Funny too, to have my identifying name be Hungarian when I so proudly identify as Ukrainian. Being so close to my maternal family, I had often considered changing my surname to my mom’s maiden name. But even after my dad left the picture and my mom remarried and changed her name yet again, something kept me from relinquishing Matyas. I think I always knew that there was no danger of me losing my Ukrainian roots, what with my own interest in the culture and the plenitude of family connections wrapped around me. But my surname was my one link to my paternal side, and I could not deny that for both better and worse, that side of my family also played a role in shaping me.

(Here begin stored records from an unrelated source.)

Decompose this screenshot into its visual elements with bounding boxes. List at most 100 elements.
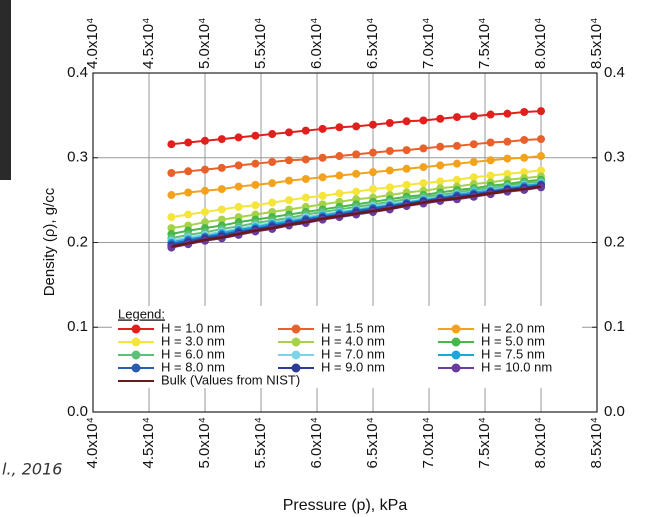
data-point	[537, 135, 545, 144]
data-point	[167, 224, 176, 233]
legend-marker	[451, 337, 461, 347]
x-tick-label-top: 8.5x10⁴	[588, 18, 605, 69]
legend-marker	[291, 350, 301, 360]
legend-label: H = 2.0 nm	[481, 320, 545, 335]
legend-label: H = 10.0 nm	[481, 359, 552, 374]
legend-marker	[291, 324, 301, 334]
legend-label: H = 7.5 nm	[481, 346, 545, 361]
data-point	[301, 126, 310, 135]
legend-marker	[131, 363, 141, 373]
data-point	[234, 182, 243, 191]
legend-marker	[451, 350, 461, 360]
y-tick-label: 0.3	[67, 149, 88, 166]
data-point	[352, 187, 361, 196]
data-point	[268, 179, 277, 188]
legend-label: H = 9.0 nm	[321, 359, 385, 374]
data-point	[301, 174, 310, 183]
y2-tick-label: 0.3	[604, 149, 625, 166]
data-point	[217, 185, 226, 194]
legend-label: H = 8.0 nm	[161, 359, 225, 374]
data-point	[251, 159, 260, 168]
data-point	[486, 138, 495, 147]
data-point	[469, 112, 478, 121]
data-point	[503, 137, 512, 146]
data-point	[352, 169, 361, 178]
y-tick-label: 0.1	[67, 318, 88, 335]
data-point	[537, 152, 545, 161]
data-point	[201, 207, 209, 216]
data-point	[285, 156, 293, 165]
data-point	[402, 164, 411, 173]
data-point	[318, 153, 327, 162]
x-tick-label-bottom: 5.5x10⁴	[252, 417, 269, 468]
x-tick-label-bottom: 6.0x10⁴	[308, 417, 325, 468]
data-point	[369, 185, 377, 194]
data-point	[167, 213, 176, 222]
data-point	[486, 110, 495, 119]
plot-frame	[92, 72, 598, 413]
data-point	[251, 180, 260, 189]
data-point	[285, 176, 293, 185]
x-tick-label-top: 6.5x10⁴	[364, 18, 381, 69]
data-point	[251, 201, 260, 210]
data-point	[285, 128, 293, 137]
y2-tick-label: 0.0	[604, 403, 625, 420]
legend-marker	[291, 363, 301, 373]
data-point	[184, 188, 193, 197]
data-point	[301, 193, 310, 202]
data-point	[335, 189, 344, 198]
x-tick-label-top: 7.5x10⁴	[476, 18, 493, 69]
data-point	[520, 153, 529, 162]
legend-marker	[451, 363, 461, 373]
legend-title: Legend:	[118, 306, 165, 321]
data-point	[520, 168, 529, 177]
annotation: l., 2016	[2, 460, 62, 479]
y2-tick-label: 0.1	[604, 318, 625, 335]
legend-label: H = 1.0 nm	[161, 320, 225, 335]
data-point	[335, 123, 344, 132]
data-point	[268, 130, 277, 139]
data-point	[369, 168, 377, 177]
x-tick-label-bottom: 5.0x10⁴	[196, 417, 213, 468]
data-point	[167, 140, 176, 149]
legend-label: H = 1.5 nm	[321, 320, 385, 335]
x-tick-label-top: 5.0x10⁴	[196, 18, 213, 69]
legend-marker	[131, 337, 141, 347]
legend-label: H = 7.0 nm	[321, 346, 385, 361]
data-point	[469, 173, 478, 182]
legend-box	[112, 306, 582, 388]
data-point	[469, 157, 478, 166]
data-point	[335, 152, 344, 161]
x-tick-label-bottom: 6.5x10⁴	[364, 417, 381, 468]
x-tick-label-bottom: 7.0x10⁴	[420, 417, 437, 468]
x-tick-label-bottom: 7.5x10⁴	[476, 417, 493, 468]
data-point	[402, 180, 411, 189]
data-point	[318, 124, 327, 133]
legend-label: H = 3.0 nm	[161, 333, 225, 348]
data-point	[402, 117, 411, 126]
data-point	[184, 167, 193, 176]
x-tick-label-top: 8.0x10⁴	[532, 18, 549, 69]
y2-tick-label: 0.4	[604, 64, 625, 81]
legend-label: H = 6.0 nm	[161, 346, 225, 361]
data-point	[419, 163, 428, 172]
data-point	[167, 169, 176, 178]
legend-marker	[291, 337, 301, 347]
data-point	[436, 177, 445, 186]
legend-label: Bulk (Values from NIST)	[161, 372, 300, 387]
data-point	[369, 120, 377, 129]
data-point	[537, 107, 545, 116]
data-point	[217, 135, 226, 144]
data-point	[217, 215, 226, 224]
series-line	[171, 185, 542, 249]
x-axis-label: Pressure (p), kPa	[283, 497, 408, 514]
data-point	[268, 157, 277, 166]
data-point	[335, 171, 344, 180]
data-point	[537, 166, 545, 175]
data-point	[469, 140, 478, 149]
x-tick-label-top: 5.5x10⁴	[252, 18, 269, 69]
data-point	[234, 161, 243, 170]
data-point	[167, 191, 176, 200]
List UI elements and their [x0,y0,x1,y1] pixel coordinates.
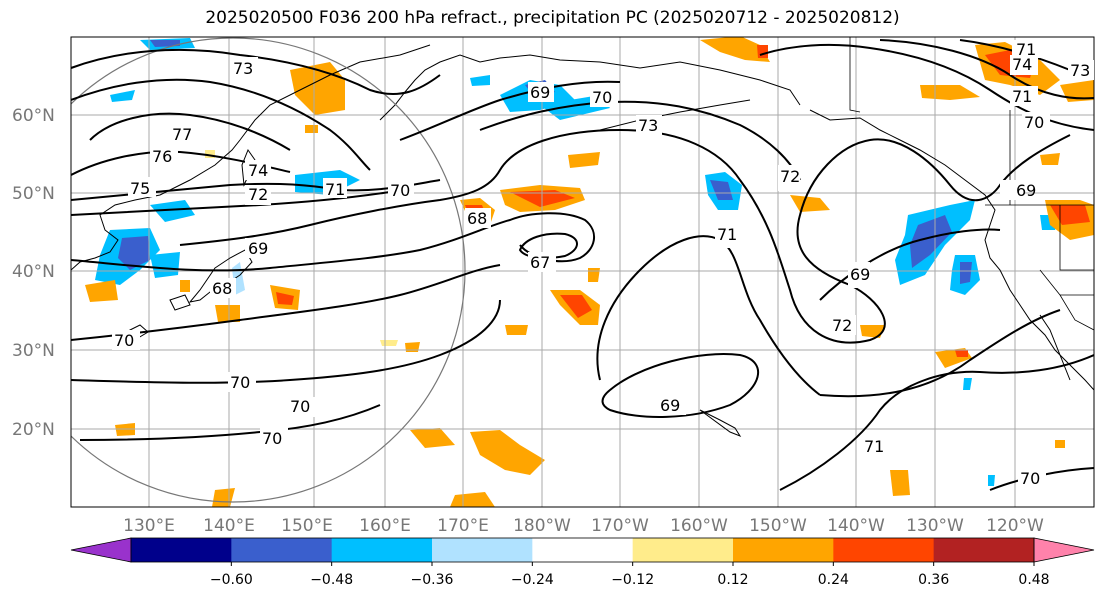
contour-label: 72 [248,185,268,204]
contour-labels: 73 77 76 75 74 72 71 69 68 70 70 70 70 7… [112,40,1094,488]
contour-label: 70 [230,373,250,392]
contour-label: 69 [850,265,870,284]
lat-tick-label: 20°N [12,420,55,440]
lon-tick-label: 120°W [986,516,1044,536]
lon-tick-label: 130°E [123,516,175,536]
colorbar-tick-label: 0.12 [717,572,748,588]
contour-label: 70 [1024,113,1044,132]
colorbar-segment [933,538,1035,562]
colorbar-segment [733,538,834,562]
contour-label: 75 [130,179,150,198]
lon-tick-label: 160°W [670,516,728,536]
contour-label: 70 [262,429,282,448]
colorbar-segment [833,538,935,562]
colorbar-segment [231,538,333,562]
contour-label: 70 [390,181,410,200]
contour-label: 72 [832,316,852,335]
contour-label: 72 [780,167,800,186]
colorbar-segment [432,538,533,562]
contour-label: 69 [1016,181,1036,200]
contour-label: 70 [592,88,612,107]
lon-tick-label: 130°W [906,516,964,536]
colorbar-tick-label: −0.12 [611,572,654,588]
contour-label: 71 [1016,40,1036,59]
contour-label: 71 [1012,87,1032,106]
contour-label: 69 [248,239,268,258]
lon-tick-label: 150°W [749,516,807,536]
contour-label: 74 [248,161,268,180]
contour-label: 71 [864,437,884,456]
colorbar-segment [331,538,433,562]
longitude-labels: 130°E 140°E 150°E 160°E 170°E 180°W 170°… [123,516,1044,536]
lat-tick-label: 30°N [12,341,55,361]
contour-label: 69 [530,83,550,102]
latitude-labels: 60°N 50°N 40°N 30°N 20°N [12,106,55,440]
contour-label: 67 [530,253,550,272]
colorbar-tick-label: 0.36 [918,572,949,588]
lon-tick-label: 150°E [281,516,333,536]
contour-label: 73 [638,116,658,135]
lon-tick-label: 170°W [591,516,649,536]
coastlines [71,44,1094,438]
contour-label: 71 [717,225,737,244]
colorbar-tick-label: −0.48 [310,572,353,588]
contour-label: 68 [467,209,487,228]
lon-tick-label: 160°E [359,516,411,536]
lat-tick-label: 60°N [12,106,55,126]
lat-tick-label: 50°N [12,184,55,204]
political-borders [849,37,1094,331]
colorbar-tick-label: 0.24 [818,572,849,588]
contour-label: 68 [212,279,232,298]
lon-tick-label: 140°E [203,516,255,536]
contour-label: 70 [1020,469,1040,488]
colorbar-tick-label: 0.48 [1018,572,1049,588]
colorbar-extend-low [70,537,132,563]
contour-label: 71 [325,180,345,199]
contour-label: 74 [1012,55,1032,74]
lon-tick-label: 140°W [827,516,885,536]
colorbar-extend-high [1033,537,1095,563]
lon-tick-label: 180°W [513,516,571,536]
contour-label: 73 [1070,61,1090,80]
lat-tick-label: 40°N [12,262,55,282]
map-title: 2025020500 F036 200 hPa refract., precip… [205,8,900,28]
contour-label: 70 [290,397,310,416]
colorbar-tick-label: −0.36 [411,572,454,588]
colorbar-segment [131,538,232,562]
colorbar-segment [532,538,634,562]
colorbar-segment [632,538,734,562]
colorbar-tick-label: −0.24 [511,572,554,588]
contour-label: 70 [114,331,134,350]
lon-tick-label: 170°E [437,516,489,536]
contour-label: 73 [233,59,253,78]
contour-label: 77 [172,125,192,144]
reference-circle [71,37,466,503]
contour-label: 76 [152,147,172,166]
contour-label: 69 [660,396,680,415]
colorbar-tick-label: −0.60 [210,572,253,588]
colorbar: −0.60 −0.48 −0.36 −0.24 −0.12 0.12 0.24 0.36 0.4… [70,537,1095,588]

When Mom and I were plotting our route, we realized that the overnight train from Vienna to Lviv would pass right through Hungary. So we broke a long travel day into two and planned an overnight stop in my fatherland: beautiful Budapest.
Budapest is a city that deserves the sighs of appreciation that inevitably accompany any mention of it. Architecturally speaking, it is stunning, offering graceful views of sweeping bridges and domed spires from nearly any vantage point. Historically speaking, it is the ancient throne of King Mátyás Hunyadi Corvinus aka “Mátyás the Just.” Born in Transylvania (um, awesome), King of Hungary from 1458-90 (with stints in Austria, Italy, Burgundy, and Bohemia!), famous for his exorbitant and controversial tax reforms, renowned as a “friend of the Muses” who loved reading and languages (and also astrologers, but apparently he was a fan of “real scientists” too). And, of course, my great-great-great-great—ad nauseam—granddaddy.
History sticks to your feet and leaves sometimes indelible traces of itself in the whorls of your soles and the creases behind your knees, even in the case of an ancient King with gossamer-thin claims to my present. But setting foot in this lovely and beloved city and seeing my name – my mispronounced, misspelled, “unusual,” name with all its hard history in my personal family story – written on street signs, on the currency, and on one of the principal landmarks of the city was unexpectedly and breathtakingly emotional for me.
Yes, I am proudly Ukrainian. But I was also so proud to be a Mátyás in Hungary, and to claim my part of the beautiful and challenging story that is constantly unfurling from ancient past to my present.